Fox News promoted climate deniers and disputed the scientific consensus that climate change exists and is man-made in response to a proposal from President Obama to lower carbon emissions that contribute to the warming of the planet.
On June 25, President Obama delivered a speech where he laid out policy proposals to combat climate change, including the regulation of carbon emissions from existing power plants. Fox News immediately reacted by hosting prominent climate deniers and dismissing the reality of climate change.
America Live host Megyn Kelly cut away from Obama's speech after several minutes, saying that Obama's assertion that "the planet is warming and human activity is contributing to it" is "not the full story." Kelly then turned to climate denier Chris Horner of the Competitive Enterprise Institute, an organization that has financial ties to the fossil fuel industry. Kelly and Horner both pushed the false notion that recent short-term temperature trends undermine the scientific consensus that climate change is ongoing.
On Special Report with Bret Baier, Fox News contributor Charles Krauthammer reacted to the speech by also pushing the idea that recent temperature trends undermine the long-term warming trend.
Your World with Neil Cavuto hosted weather forecaster and climate denier Joe Bastardi, who incorrectly claimed that Obama was wrong when he said in his speech that the "12 warmest years in recorded history have all come in the last 15 years."
Opening The Five, co-host Greg Gutfeld said climate skeptics "were right all along" and said Obama was "denying science" in his climate change speech.
And on Hannity, Fox contributor Liz Cheney dismissed the science behind climate change when she said that Obama is "using phony science to kill jobs." She continued, saying that "the science is just simply bogus."

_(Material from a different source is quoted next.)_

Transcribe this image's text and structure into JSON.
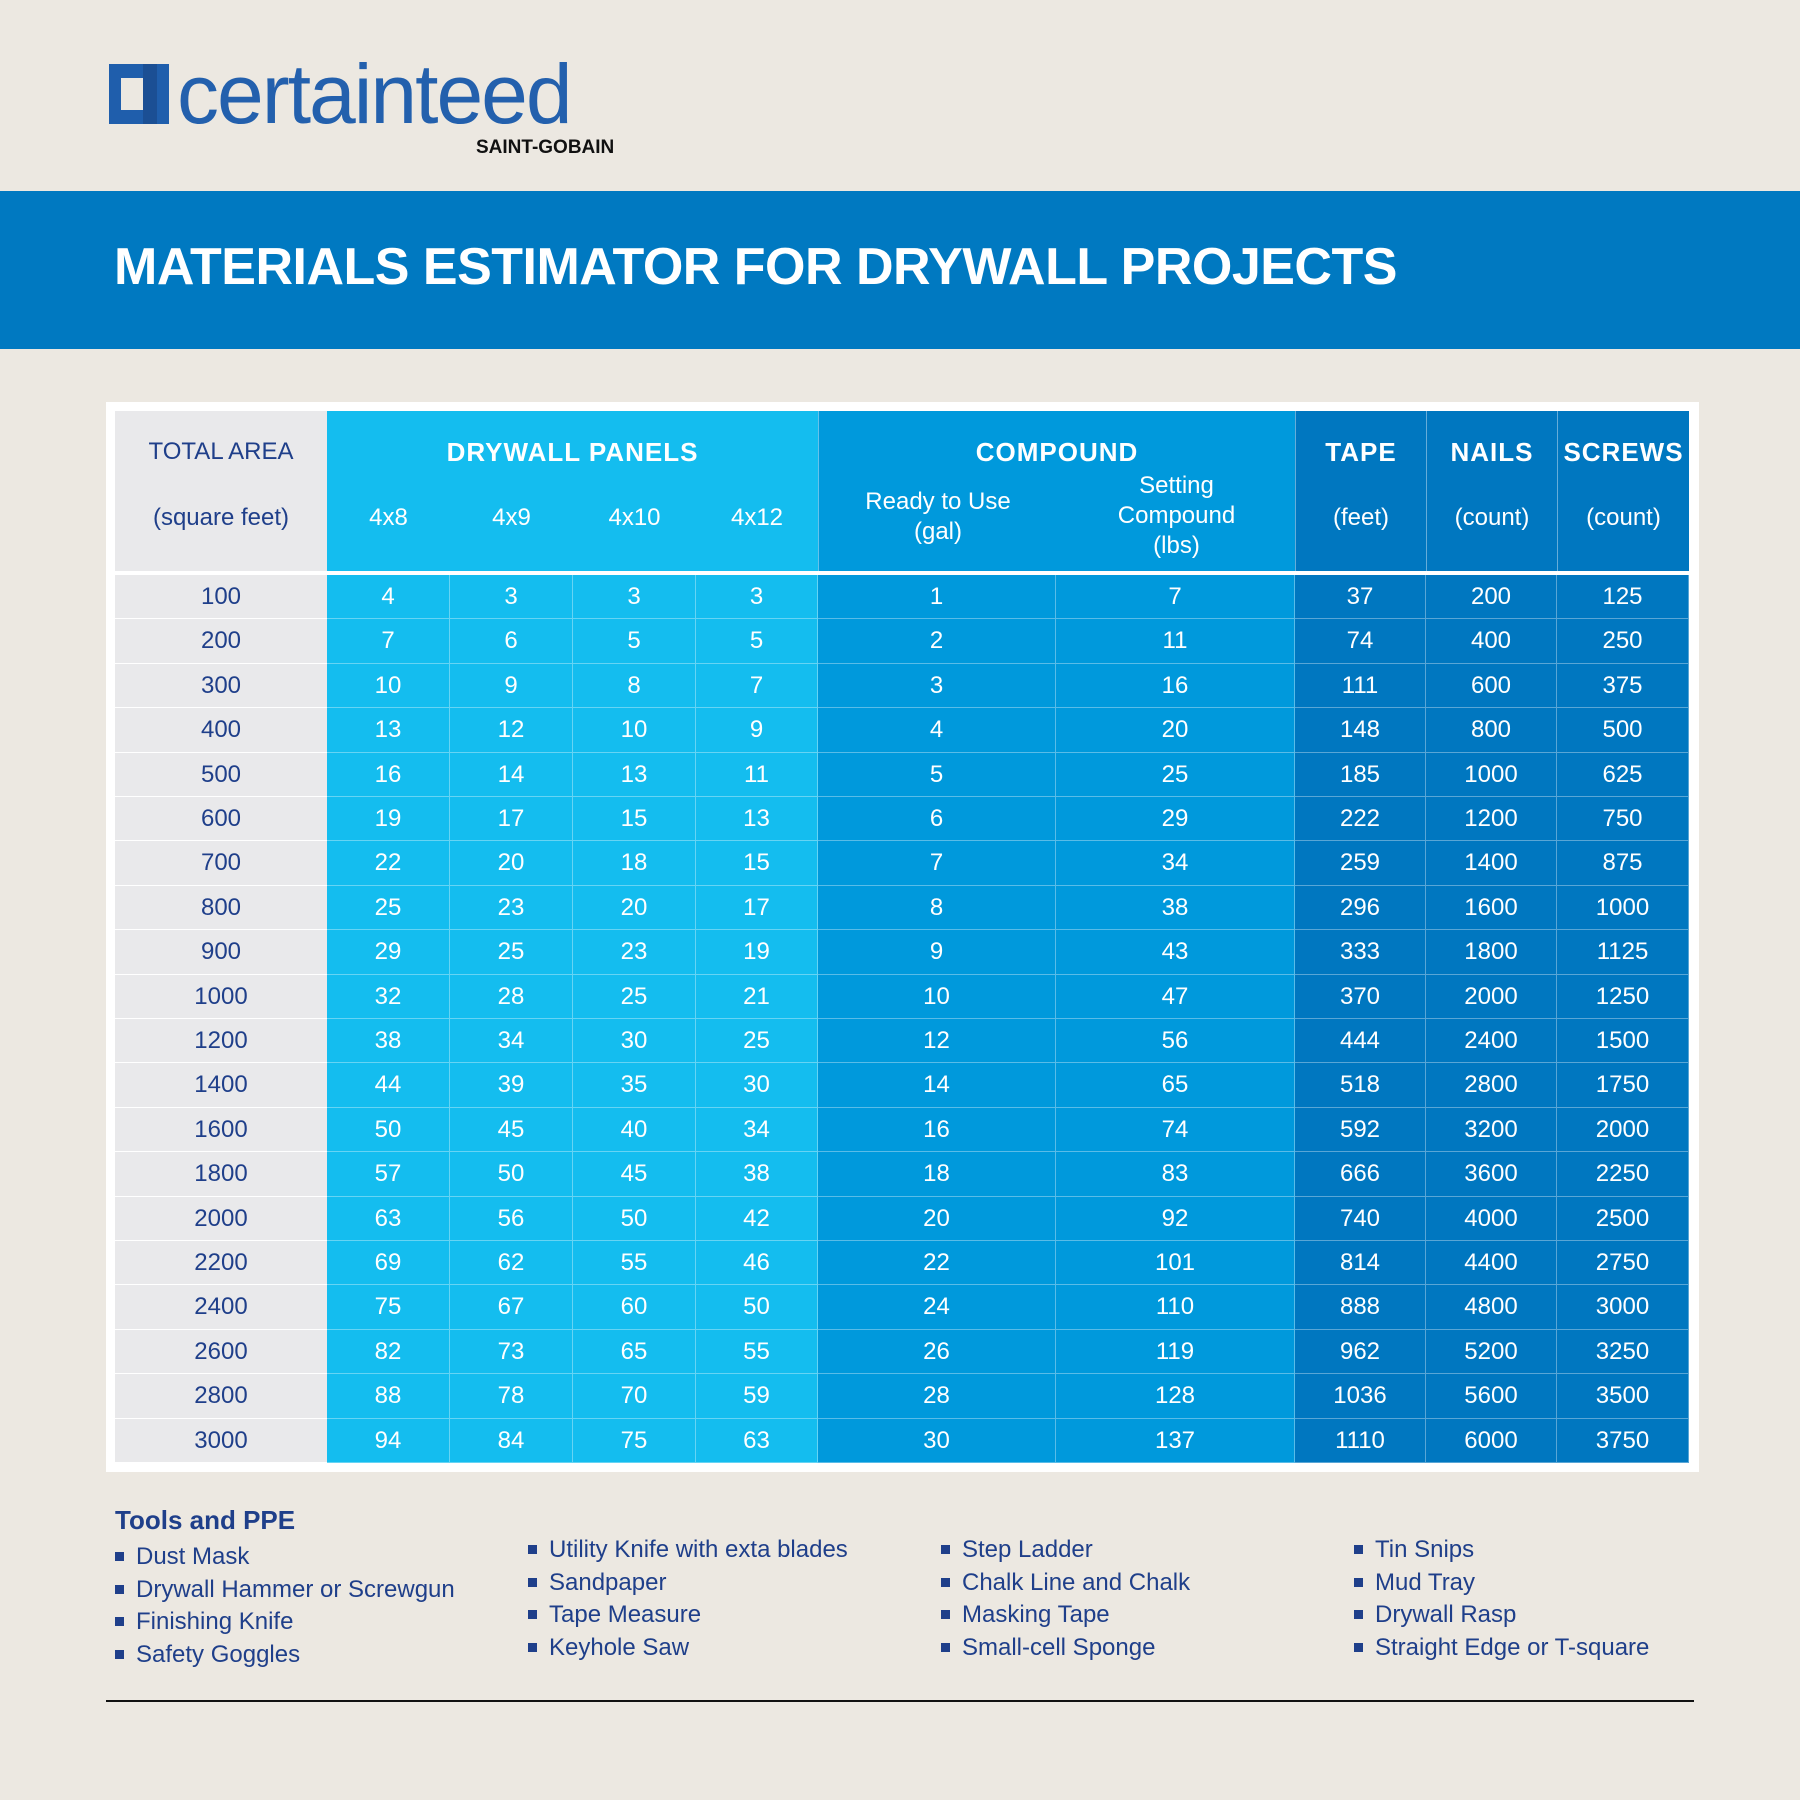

But despite Fox's efforts to deny it, the fact is that the vast majority of climate scientists agree that climate change is occurring. Ninety-seven percent of climate scientists that publish peer-reviewed papers on the subject of climate change agree that global temperatures have risen and that "human activity is a significant contributing factor" in the rising temperatures. Eighty-four percent of scientists acknowledge that the planet is warming due to human activity, and nearly 200 scientific organizations from around the world have made public statements acknowledging that manmade climate change is real.